Even after we hired help, our routine stayed the same. I slept in her room; she read to me, sang hymns, and started each day calmly. She lived with me for over seven years, through both my children’s births.

Those years shaped me. Caregiving is not weakness but a quiet form of power. Love is a discipline, practiced in small, deliberate acts. Mental health isn’t only therapy or medication; it’s also who holds you when you’re falling apart.

Being a mother doesn’t mean doing it alone. It means accepting help, honoring rest, and creating a circle of care. Aging doesn’t diminish purpose; my grandmother’s strength was in her steady presence and in seeing what needed to be done without complaint.

Why Every Woman Needs a Circle of Care

Thinking about today’s conversations on mental health and women’s wellbeing, I see how far we’ve come, but also how far we still have to go. Many women navigate motherhood alone, pressured to “bounce back” while silently battling exhaustion, anxiety, and guilt. Yet in many African homes, grandmothers, aunties, and sisters form invisible safety nets, quietly holding families together.

We need to honor them, talk about them, and build systems at work, in policy, and in our communities that value care as much as productivity. Because care saves lives.

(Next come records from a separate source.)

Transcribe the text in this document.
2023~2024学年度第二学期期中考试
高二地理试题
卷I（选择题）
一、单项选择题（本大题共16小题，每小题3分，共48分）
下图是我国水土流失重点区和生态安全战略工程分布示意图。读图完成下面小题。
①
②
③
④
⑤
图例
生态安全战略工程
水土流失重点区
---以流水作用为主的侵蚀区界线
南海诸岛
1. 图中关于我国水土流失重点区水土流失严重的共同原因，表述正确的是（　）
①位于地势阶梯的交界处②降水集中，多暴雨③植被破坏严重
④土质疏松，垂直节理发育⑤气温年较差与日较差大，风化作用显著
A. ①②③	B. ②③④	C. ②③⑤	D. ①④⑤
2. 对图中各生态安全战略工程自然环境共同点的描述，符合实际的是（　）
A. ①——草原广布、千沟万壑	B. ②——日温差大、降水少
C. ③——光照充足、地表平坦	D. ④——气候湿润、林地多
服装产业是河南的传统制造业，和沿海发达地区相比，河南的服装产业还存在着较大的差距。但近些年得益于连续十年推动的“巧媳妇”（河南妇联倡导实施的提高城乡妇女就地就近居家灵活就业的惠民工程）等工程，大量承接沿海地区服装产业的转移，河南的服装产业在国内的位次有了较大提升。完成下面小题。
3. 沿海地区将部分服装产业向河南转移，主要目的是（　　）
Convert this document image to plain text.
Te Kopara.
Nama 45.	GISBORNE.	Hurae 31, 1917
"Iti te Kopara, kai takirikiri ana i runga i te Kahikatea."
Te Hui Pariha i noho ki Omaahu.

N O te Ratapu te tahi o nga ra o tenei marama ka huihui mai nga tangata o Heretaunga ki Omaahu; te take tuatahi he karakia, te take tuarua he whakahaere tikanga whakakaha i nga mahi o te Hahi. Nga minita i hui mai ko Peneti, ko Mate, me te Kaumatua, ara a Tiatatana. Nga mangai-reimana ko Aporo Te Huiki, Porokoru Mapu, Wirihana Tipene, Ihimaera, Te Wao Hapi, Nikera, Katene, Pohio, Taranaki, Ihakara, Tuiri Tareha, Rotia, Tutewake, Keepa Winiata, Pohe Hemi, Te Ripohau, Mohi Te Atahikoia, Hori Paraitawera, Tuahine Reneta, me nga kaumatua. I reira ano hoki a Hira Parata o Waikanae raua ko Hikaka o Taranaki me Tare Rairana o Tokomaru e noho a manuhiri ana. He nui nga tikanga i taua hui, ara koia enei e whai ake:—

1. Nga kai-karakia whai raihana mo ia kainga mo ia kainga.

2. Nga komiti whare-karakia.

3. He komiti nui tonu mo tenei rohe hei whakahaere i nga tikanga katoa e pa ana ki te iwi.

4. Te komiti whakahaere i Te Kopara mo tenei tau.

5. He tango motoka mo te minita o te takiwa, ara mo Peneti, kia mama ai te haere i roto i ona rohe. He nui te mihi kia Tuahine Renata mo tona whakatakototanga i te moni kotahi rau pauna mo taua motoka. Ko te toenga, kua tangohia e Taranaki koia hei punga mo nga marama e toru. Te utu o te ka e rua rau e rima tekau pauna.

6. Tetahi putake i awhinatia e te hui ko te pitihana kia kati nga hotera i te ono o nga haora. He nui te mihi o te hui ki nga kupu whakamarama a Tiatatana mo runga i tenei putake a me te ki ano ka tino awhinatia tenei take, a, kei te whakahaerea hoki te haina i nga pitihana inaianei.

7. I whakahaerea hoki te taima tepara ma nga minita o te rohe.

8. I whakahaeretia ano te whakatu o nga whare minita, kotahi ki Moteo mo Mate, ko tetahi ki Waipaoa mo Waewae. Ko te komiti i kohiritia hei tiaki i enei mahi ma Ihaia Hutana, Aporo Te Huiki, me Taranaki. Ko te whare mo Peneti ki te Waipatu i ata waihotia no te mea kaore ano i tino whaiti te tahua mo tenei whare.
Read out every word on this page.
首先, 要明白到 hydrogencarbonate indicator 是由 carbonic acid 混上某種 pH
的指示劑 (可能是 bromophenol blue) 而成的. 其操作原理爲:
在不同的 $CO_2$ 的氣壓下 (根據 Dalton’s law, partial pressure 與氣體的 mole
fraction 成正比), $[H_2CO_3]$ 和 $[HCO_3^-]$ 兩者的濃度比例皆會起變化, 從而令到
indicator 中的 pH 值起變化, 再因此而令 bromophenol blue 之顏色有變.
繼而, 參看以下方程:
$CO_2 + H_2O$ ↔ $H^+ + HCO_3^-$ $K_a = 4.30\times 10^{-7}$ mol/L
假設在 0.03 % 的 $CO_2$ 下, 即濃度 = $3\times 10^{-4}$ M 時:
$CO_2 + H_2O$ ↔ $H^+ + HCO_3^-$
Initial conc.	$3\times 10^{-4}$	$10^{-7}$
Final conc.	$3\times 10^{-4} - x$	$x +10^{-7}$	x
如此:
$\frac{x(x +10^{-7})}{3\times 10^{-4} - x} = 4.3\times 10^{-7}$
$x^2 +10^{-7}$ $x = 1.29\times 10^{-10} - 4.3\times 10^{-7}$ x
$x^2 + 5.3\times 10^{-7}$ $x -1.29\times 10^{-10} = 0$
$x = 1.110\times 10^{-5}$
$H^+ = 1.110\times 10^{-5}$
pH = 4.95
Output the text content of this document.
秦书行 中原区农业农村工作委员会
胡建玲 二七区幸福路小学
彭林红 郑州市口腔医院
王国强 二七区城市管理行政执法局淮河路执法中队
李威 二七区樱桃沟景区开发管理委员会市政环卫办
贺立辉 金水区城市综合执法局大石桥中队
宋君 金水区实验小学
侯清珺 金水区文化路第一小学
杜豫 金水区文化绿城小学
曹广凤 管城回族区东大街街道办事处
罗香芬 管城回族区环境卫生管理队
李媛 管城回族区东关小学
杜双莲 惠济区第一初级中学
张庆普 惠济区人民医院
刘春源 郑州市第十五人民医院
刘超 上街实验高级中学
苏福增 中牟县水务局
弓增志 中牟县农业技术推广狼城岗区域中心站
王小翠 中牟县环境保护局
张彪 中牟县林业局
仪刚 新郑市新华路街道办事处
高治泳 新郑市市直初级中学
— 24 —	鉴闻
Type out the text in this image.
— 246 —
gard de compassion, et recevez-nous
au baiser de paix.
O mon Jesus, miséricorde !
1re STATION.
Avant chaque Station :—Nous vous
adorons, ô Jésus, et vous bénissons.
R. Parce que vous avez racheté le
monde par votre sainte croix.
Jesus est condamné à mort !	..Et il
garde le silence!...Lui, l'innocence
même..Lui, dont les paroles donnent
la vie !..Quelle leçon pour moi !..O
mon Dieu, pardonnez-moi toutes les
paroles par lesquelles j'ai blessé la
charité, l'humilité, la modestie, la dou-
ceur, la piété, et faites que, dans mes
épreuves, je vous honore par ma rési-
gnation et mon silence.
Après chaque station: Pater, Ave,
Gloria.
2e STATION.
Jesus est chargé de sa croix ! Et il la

My grandmother had no psychology degree and didn’t know the term “mental health awareness,” but she understood wellbeing and embodied it. That, to me, is what October should remind us — awareness isn’t just campaigns and ribbons, but the people who make healing real in our daily lives.

She Taught Me That Strength Can Be Soft

My grandmother passed away on 3rd October 2024 , but her lessons live in everything I do. I see her in how I mother my own children, in how I listen when a friend is overwhelmed, in how I try to balance ambition with rest.

She taught me that strength is not noise. Strength can be found in the gentle hand that rocks a baby, in the quiet morning prayers, in the unspoken acts of love that hold families together.

She showed me that we are never too old to serve, never too busy to care, and never too far gone to nurture someone else’s light.

Who Held You When You Needed Holding?

As we mark Breast Cancer Awareness and Mental Health Month, I reflect on the women who hold us when life feels too heavy.

For me, it was my grandmother. She carried me when I couldn’t carry myself, helping me find my strength again.

Who held you when you needed holding? Who was your quiet source of grace, your reminder you weren’t alone?

Let’s celebrate them. These are the women, often unseen, often unspoken, who shape the best parts of us.